According to statistics provided by County Attorney John Choi’s office, Ramsey County’s veterans court currently has 15 enrollees. Of those, 14 are male and one is female. Seven are white, five are African-American and one is Native American.
Of the 58 people who have participated over its history, 41 have graduated; 17 were terminated. Successful graduates spend an average of 25 months in the program, according to Choi’s office. Most of them — 39 — have dealt with felony charges.
Speaking at the anniversary ceremony, Choi commended the partners who helped get the specialty court off the ground without funding. They included judges, prosecutors, public defenders, veterans advocates and the U.S. Department of Veterans Affairs, he said.

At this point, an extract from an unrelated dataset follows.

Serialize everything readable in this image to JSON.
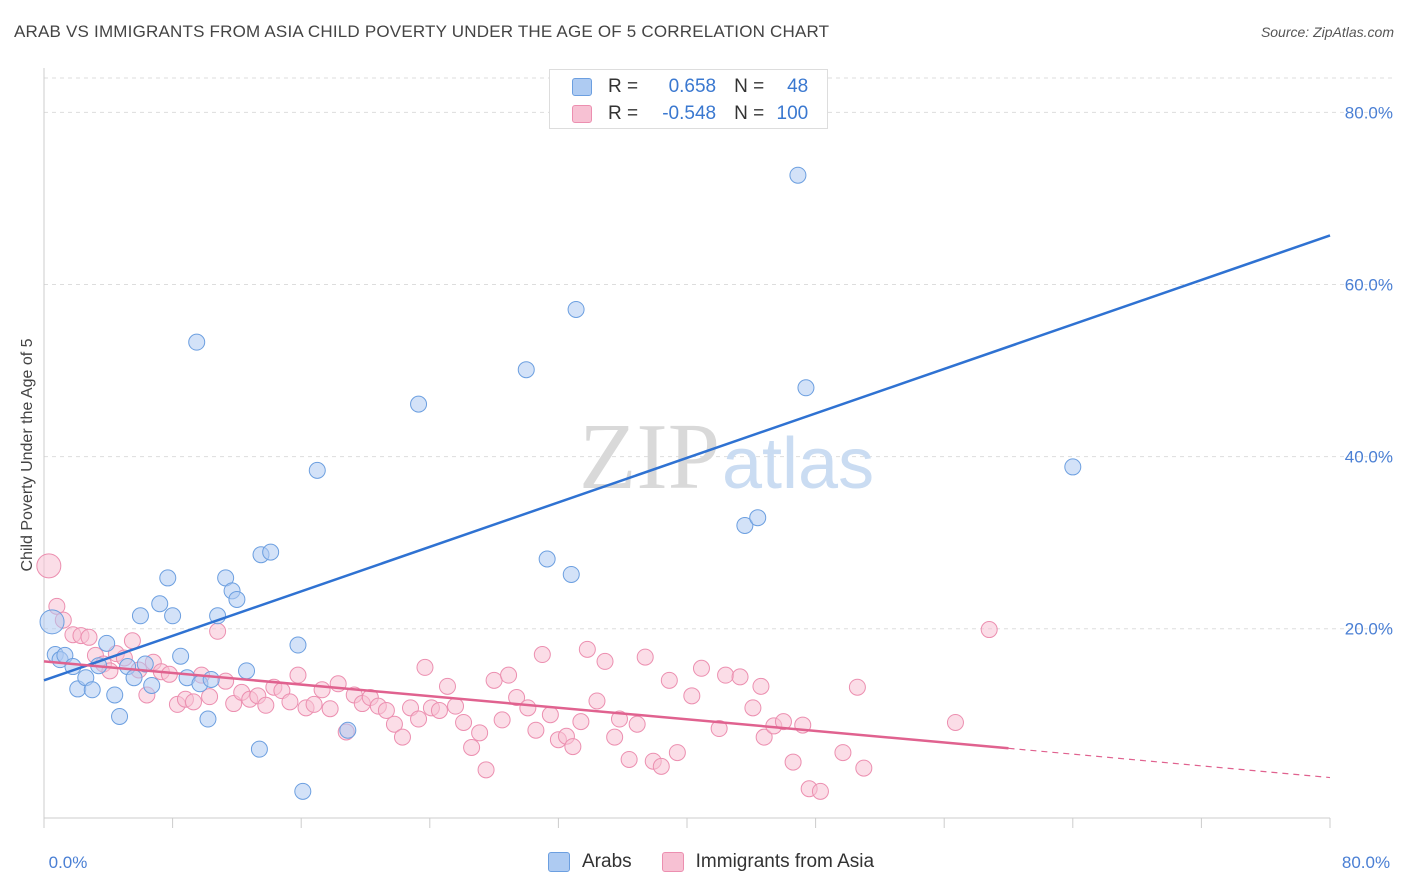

“The program wouldn’t have started but for people who have said yes,” Choi said. “It’s a community coming together. It’s a system of justice coming together and saying that we could do better.”
Alexander Kempe, 37, an Iraq War veteran, also spoke. Suffering from what he called “reintegration issues,” he was accepted into the Ramsey County veterans court in 2016 while facing a gross misdemeanor charge for violating an order for protection.
While a vet’s court participant, Kempe obtained housing through a joint HUD and Veterans Affairs program, then got his own place. He got a job with Disabled American Veterans as a part-time driver, then was promoted to claims processor. He still works there.
While going through the program, he got addiction treatment through the VA Medical Center in St. Cloud, went through aftercare, participated in a mentoring program and cognitive therapy groups, and began working toward completion of a master’s degree. He has also reconnected with his kids, he said.
After completing the program, his Ramsey County criminal case was dismissed.
“It was an absolute blessing,” Kempe said.
He said that completing the demanding program reminded him of a soldier’s core values — loyalty, duty, respect, selfless service, honor, integrity and personal courage — all of which he thought he had lost forever.
“Today I am able to hold my head high without looking over my shoulder, which is a huge relief,” he said.
Ramsey County Veterans Treatment Court is a voluntary program for eligible veterans charged with a crime. Its stated mission is to promote public safety through enhanced supervision and individual accountability.